AFL-CIO on Thursday called for the Senate to abolish the filibuster if it prevents Democrats from moving forward with a pro-worker agenda. 

“For decades, working people have paid the price for corporate-first government,” said AFL-CIO President Richard Trumka. “Time and again, the Senate’s arcane rules have been used to keep working people from claiming the basic rights and dignities that we’ve earned.

The labor group’s executive council wrote in a statement that the House-passed PRO Act gives Senate Republicans the chance to show if they are ready to work for workers. But, they noted, the filibuster could get in the way of enacting a “Workers First Agenda.” 

“But there simply is no time for delay or for paralysis. And should a minority in the Senate seek to hide behind the filibuster—to obstruct, to interpose that artifact of Jim Crow between the American people and the change we voted for—the path forward for the leadership of the Senate must be clear,” the council wrote.

The PRO-Act, a bill aimed at strengthening workers’ rights to unionize, is labor groups’ top legislative priority. It passed the House this week in a mostly party-line vote.

The bill would stiffen penalties for employers who violate workers’ rights, while strengthening protections for employees against retaliation. It would also make changes to the union election process, bolster collective bargaining agreements and go after right-to-work laws.

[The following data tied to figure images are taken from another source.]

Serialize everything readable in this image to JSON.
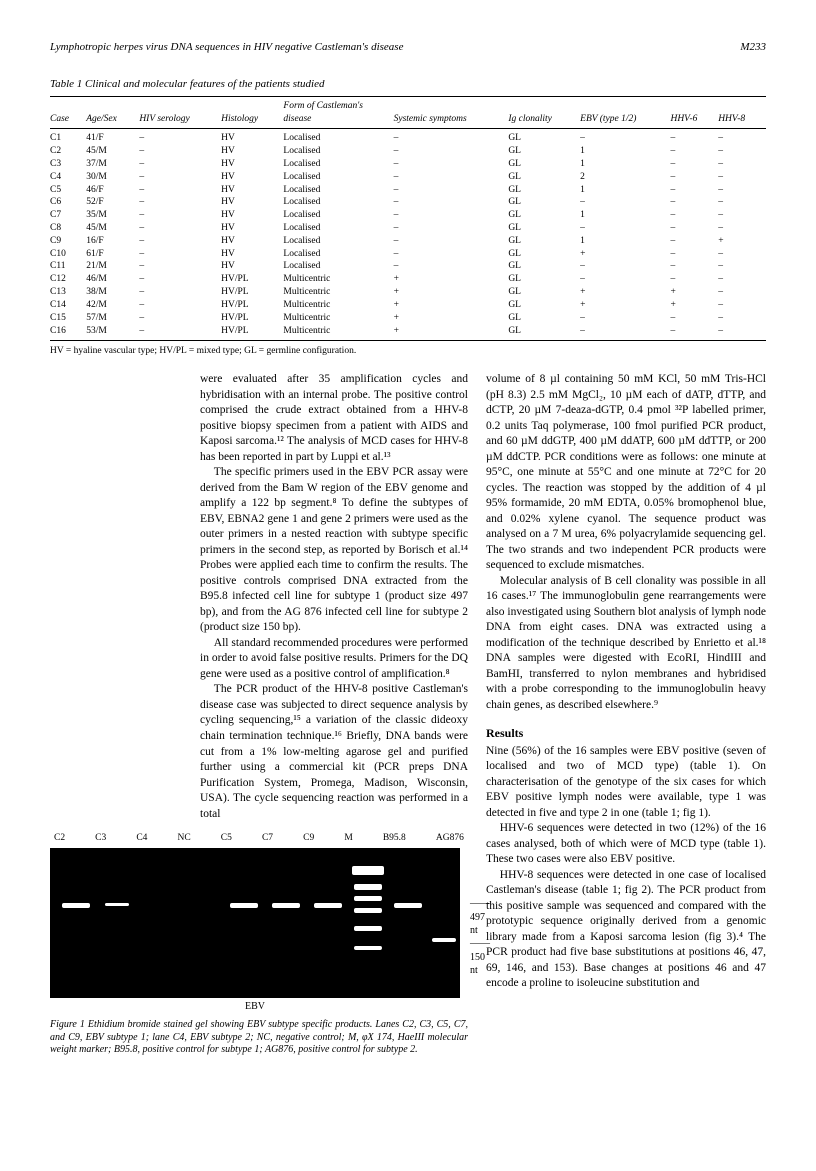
{
  "header": {
    "left": "Lymphotropic herpes virus DNA sequences in HIV negative Castleman's disease",
    "right": "M233"
  },
  "table1": {
    "caption": "Table 1   Clinical and molecular features of the patients studied",
    "columns": [
      "Case",
      "Age/Sex",
      "HIV serology",
      "Histology",
      "Form of Castleman's disease",
      "Systemic symptoms",
      "Ig clonality",
      "EBV (type 1/2)",
      "HHV-6",
      "HHV-8"
    ],
    "rows": [
      [
        "C1",
        "41/F",
        "–",
        "HV",
        "Localised",
        "–",
        "GL",
        "–",
        "–",
        "–"
      ],
      [
        "C2",
        "45/M",
        "–",
        "HV",
        "Localised",
        "–",
        "GL",
        "1",
        "–",
        "–"
      ],
      [
        "C3",
        "37/M",
        "–",
        "HV",
        "Localised",
        "–",
        "GL",
        "1",
        "–",
        "–"
      ],
      [
        "C4",
        "30/M",
        "–",
        "HV",
        "Localised",
        "–",
        "GL",
        "2",
        "–",
        "–"
      ],
      [
        "C5",
        "46/F",
        "–",
        "HV",
        "Localised",
        "–",
        "GL",
        "1",
        "–",
        "–"
      ],
      [
        "C6",
        "52/F",
        "–",
        "HV",
        "Localised",
        "–",
        "GL",
        "–",
        "–",
        "–"
      ],
      [
        "C7",
        "35/M",
        "–",
        "HV",
        "Localised",
        "–",
        "GL",
        "1",
        "–",
        "–"
      ],
      [
        "C8",
        "45/M",
        "–",
        "HV",
        "Localised",
        "–",
        "GL",
        "–",
        "–",
        "–"
      ],
      [
        "C9",
        "16/F",
        "–",
        "HV",
        "Localised",
        "–",
        "GL",
        "1",
        "–",
        "+"
      ],
      [
        "C10",
        "61/F",
        "–",
        "HV",
        "Localised",
        "–",
        "GL",
        "+",
        "–",
        "–"
      ],
      [
        "C11",
        "21/M",
        "–",
        "HV",
        "Localised",
        "–",
        "GL",
        "–",
        "–",
        "–"
      ],
      [
        "C12",
        "46/M",
        "–",
        "HV/PL",
        "Multicentric",
        "+",
        "GL",
        "–",
        "–",
        "–"
      ],
      [
        "C13",
        "38/M",
        "–",
        "HV/PL",
        "Multicentric",
        "+",
        "GL",
        "+",
        "+",
        "–"
      ],
      [
        "C14",
        "42/M",
        "–",
        "HV/PL",
        "Multicentric",
        "+",
        "GL",
        "+",
        "+",
        "–"
      ],
      [
        "C15",
        "57/M",
        "–",
        "HV/PL",
        "Multicentric",
        "+",
        "GL",
        "–",
        "–",
        "–"
      ],
      [
        "C16",
        "53/M",
        "–",
        "HV/PL",
        "Multicentric",
        "+",
        "GL",
        "–",
        "–",
        "–"
      ]
    ],
    "footnote": "HV = hyaline vascular type; HV/PL = mixed type; GL = germline configuration."
  },
  "column_left": {
    "p1": "were evaluated after 35 amplification cycles and hybridisation with an internal probe. The positive control comprised the crude extract obtained from a HHV-8 positive biopsy specimen from a patient with AIDS and Kaposi sarcoma.¹² The analysis of MCD cases for HHV-8 has been reported in part by Luppi et al.¹³",
    "p2": "The specific primers used in the EBV PCR assay were derived from the Bam W region of the EBV genome and amplify a 122 bp segment.⁸ To define the subtypes of EBV, EBNA2 gene 1 and gene 2 primers were used as the outer primers in a nested reaction with subtype specific primers in the second step, as reported by Borisch et al.¹⁴ Probes were applied each time to confirm the results. The positive controls comprised DNA extracted from the B95.8 infected cell line for subtype 1 (product size 497 bp), and from the AG 876 infected cell line for subtype 2 (product size 150 bp).",
    "p3": "All standard recommended procedures were performed in order to avoid false positive results. Primers for the DQ gene were used as a positive control of amplification.⁸",
    "p4": "The PCR product of the HHV-8 positive Castleman's disease case was subjected to direct sequence analysis by cycling sequencing,¹⁵ a variation of the classic dideoxy chain termination technique.¹⁶ Briefly, DNA bands were cut from a 1% low-melting agarose gel and purified further using a commercial kit (PCR preps DNA Purification System, Promega, Madison, Wisconsin, USA). The cycle sequencing reaction was performed in a total"
  },
  "column_right": {
    "p1": "volume of 8 µl containing 50 mM KCl, 50 mM Tris-HCl (pH 8.3) 2.5 mM MgCl₂, 10 µM each of dATP, dTTP, and dCTP, 20 µM 7-deaza-dGTP, 0.4 pmol ³²P labelled primer, 0.2 units Taq polymerase, 100 fmol purified PCR product, and 60 µM ddGTP, 400 µM ddATP, 600 µM ddTTP, or 200 µM ddCTP. PCR conditions were as follows: one minute at 95°C, one minute at 55°C and one minute at 72°C for 20 cycles. The reaction was stopped by the addition of 4 µl 95% formamide, 20 mM EDTA, 0.05% bromophenol blue, and 0.02% xylene cyanol. The sequence product was analysed on a 7 M urea, 6% polyacrylamide sequencing gel. The two strands and two independent PCR products were sequenced to exclude mismatches.",
    "p2": "Molecular analysis of B cell clonality was possible in all 16 cases.¹⁷ The immunoglobulin gene rearrangements were also investigated using Southern blot analysis of lymph node DNA from eight cases. DNA was extracted using a modification of the technique described by Enrietto et al.¹⁸ DNA samples were digested with EcoRI, HindIII and BamHI, transferred to nylon membranes and hybridised with a probe corresponding to the immunoglobulin heavy chain genes, as described elsewhere.⁹",
    "results_head": "Results",
    "p3": "Nine (56%) of the 16 samples were EBV positive (seven of localised and two of MCD type) (table 1). On characterisation of the genotype of the six cases for which EBV positive lymph nodes were available, type 1 was detected in five and type 2 in one (table 1; fig 1).",
    "p4": "HHV-6 sequences were detected in two (12%) of the 16 cases analysed, both of which were of MCD type (table 1). These two cases were also EBV positive.",
    "p5": "HHV-8 sequences were detected in one case of localised Castleman's disease (table 1; fig 2). The PCR product from this positive sample was sequenced and compared with the prototypic sequence originally derived from a genomic library made from a Kaposi sarcoma lesion (fig 3).⁴ The PCR product had five base substitutions at positions 46, 47, 69, 146, and 153). Base changes at positions 46 and 47 encode a proline to isoleucine substitution and"
  },
  "figure1": {
    "lanes": [
      "C2",
      "C3",
      "C4",
      "NC",
      "C5",
      "C7",
      "C9",
      "M",
      "B95.8",
      "AG876"
    ],
    "marker497": "497 nt",
    "marker150": "150 nt",
    "bottom_label": "EBV",
    "caption": "Figure 1   Ethidium bromide stained gel showing EBV subtype specific products. Lanes C2, C3, C5, C7, and C9, EBV subtype 1; lane C4, EBV subtype 2; NC, negative control; M, φX 174, HaeIII molecular weight marker; B95.8, positive control for subtype 1; AG876, positive control for subtype 2."
  }
}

AFL-CIO’s council also called on the Senate to work with President Biden and the House to enact legislation for American workers. 

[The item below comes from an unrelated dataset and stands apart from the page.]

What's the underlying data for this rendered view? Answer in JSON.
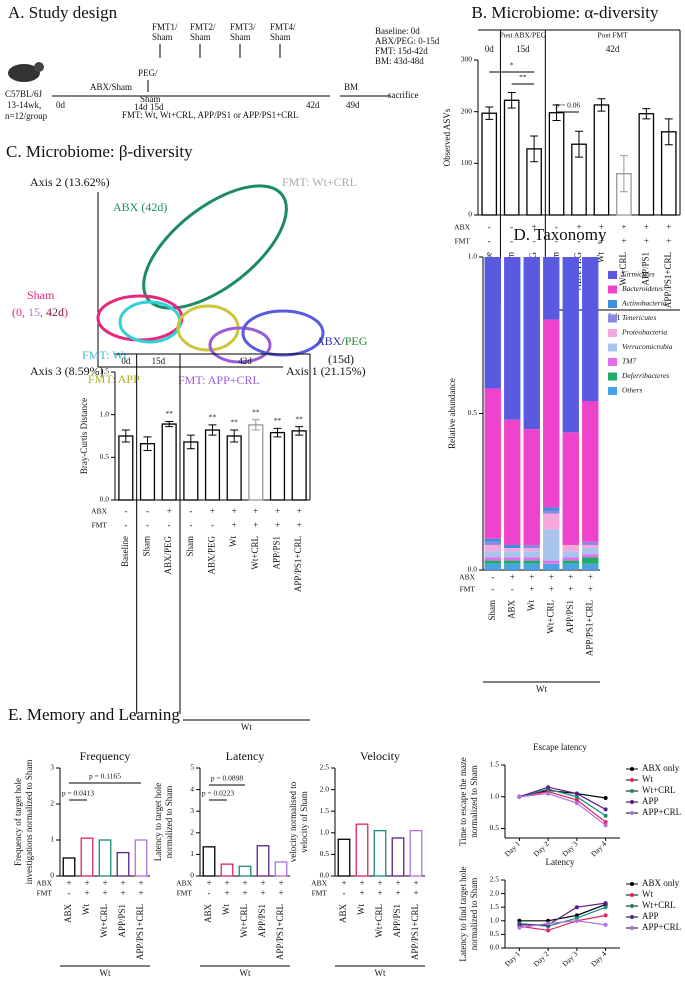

“But if that proves to be impossible under the Senate’s current rules—we call for swift and necessary changes to those rules so that the will of the people of the United States expressed in the 2020 elections can be turned into the progress our country and our people desperately need,” the council wrote. 

AFL-CIO sent a letter to the Senate in 2012 calling for reforms. The council said that since then, the filibuster has blocked labor law reform, equal pay for women and other legislation.

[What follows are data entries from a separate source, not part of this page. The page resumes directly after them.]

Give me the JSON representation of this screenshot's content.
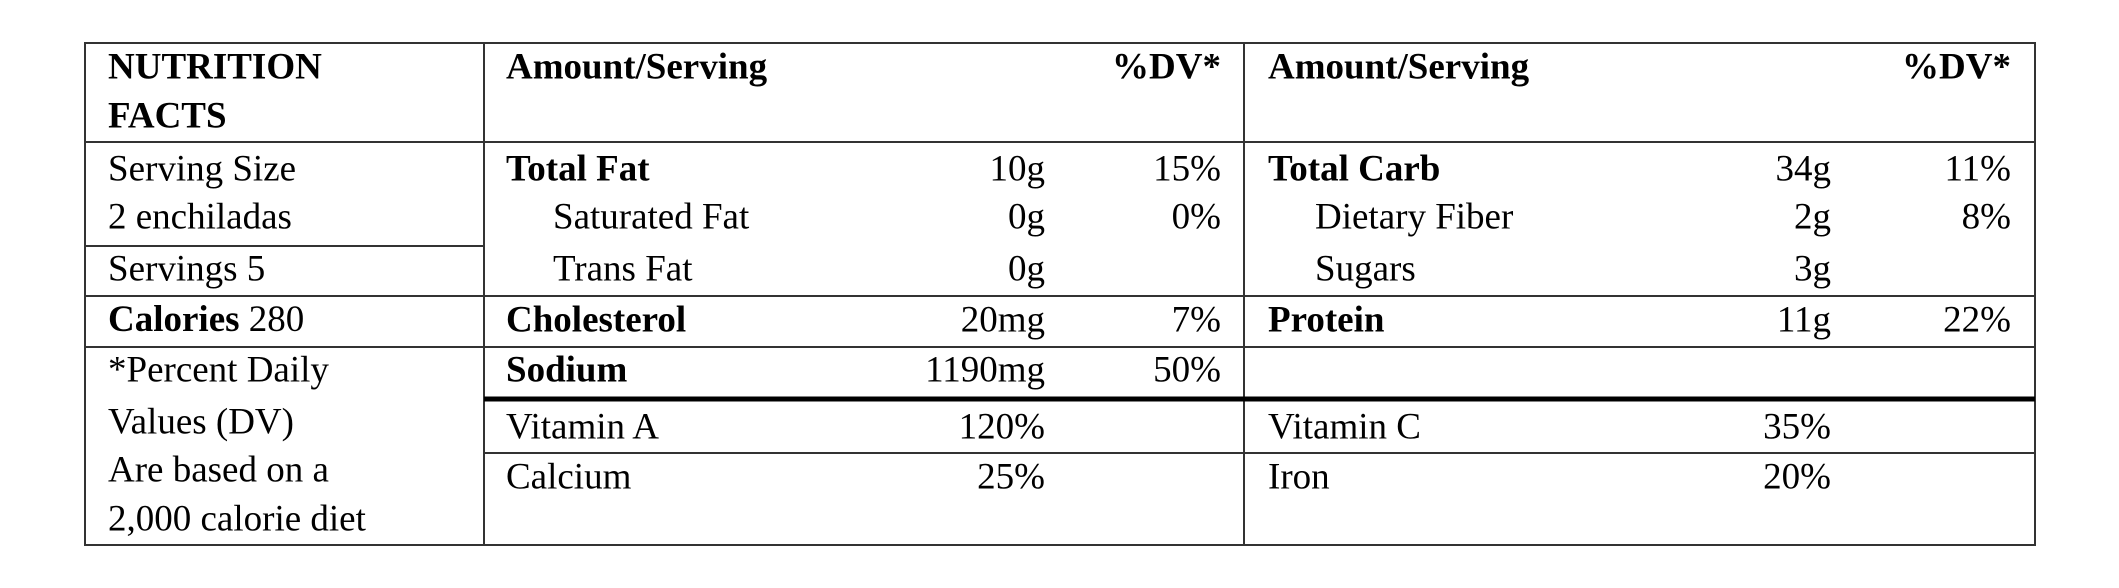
{
  "header": {
    "title": [
      "NUTRITION",
      "FACTS"
    ],
    "left": {
      "amount": "Amount/Serving",
      "dv": "%DV*"
    },
    "right": {
      "amount": "Amount/Serving",
      "dv": "%DV*"
    }
  },
  "info": {
    "serving_size": [
      "Serving Size",
      "2 enchiladas"
    ],
    "servings": "Servings 5",
    "calories": {
      "label": "Calories",
      "value": "280"
    },
    "note": [
      "*Percent Daily",
      "Values (DV)",
      "Are based on a",
      "2,000 calorie diet"
    ]
  },
  "nutrients": {
    "left": [
      {
        "label": "Total Fat",
        "amount": "10g",
        "dv": "15%",
        "bold": true
      },
      {
        "label": "Saturated Fat",
        "amount": "0g",
        "dv": "0%",
        "indent": true
      },
      {
        "label": "Trans Fat",
        "amount": "0g",
        "indent": true
      },
      {
        "label": "Cholesterol",
        "amount": "20mg",
        "dv": "7%",
        "bold": true
      },
      {
        "label": "Sodium",
        "amount": "1190mg",
        "dv": "50%",
        "bold": true
      }
    ],
    "right": [
      {
        "label": "Total Carb",
        "amount": "34g",
        "dv": "11%",
        "bold": true
      },
      {
        "label": "Dietary Fiber",
        "amount": "2g",
        "dv": "8%",
        "indent": true
      },
      {
        "label": "Sugars",
        "amount": "3g",
        "indent": true
      },
      {
        "label": "Protein",
        "amount": "11g",
        "dv": "22%",
        "bold": true
      }
    ]
  },
  "vitamins": {
    "left": [
      {
        "label": "Vitamin A",
        "value": "120%"
      },
      {
        "label": "Calcium",
        "value": "25%"
      }
    ],
    "right": [
      {
        "label": "Vitamin C",
        "value": "35%"
      },
      {
        "label": "Iron",
        "value": "20%"
      }
    ]
  }
}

“[W]e know that the American Rescue Plan is only law because senators used a loophole to overcome the roadblock of a threatened filibuster,” the council wrote, adding that the loophole was “small” because Congress wasn’t able to raise the minimum wage in the package. 

The American Rescue Plan — Biden’s $1.9 trillion coronavirus relief package — includes funding for direct payments, vaccine distribution efforts, school reopenings, enhanced unemployment benefits, an expansion of the child tax credit and an expansion of ObamaCare, among other provisions.

Biden signed the legislation into law Thursday, in what was viewed as his first legislative win of his presidency. The president, before entering office, vowed to act swiftly to combat the medical and economic effects of the pandemic after hundreds of thousands of Americans have died from the disease and millions still remain unemployed. 

Biden was endorsed by several major workers unions during his 2020 campaign and has promised to champion the rights of laborers. However, thus far he has signaled that he is is against changing the rules around the legislative filibuster.

White House press secretary Jen Psaki reiterated to reporters on Monday that he opposes any tweaks to the Senate rule.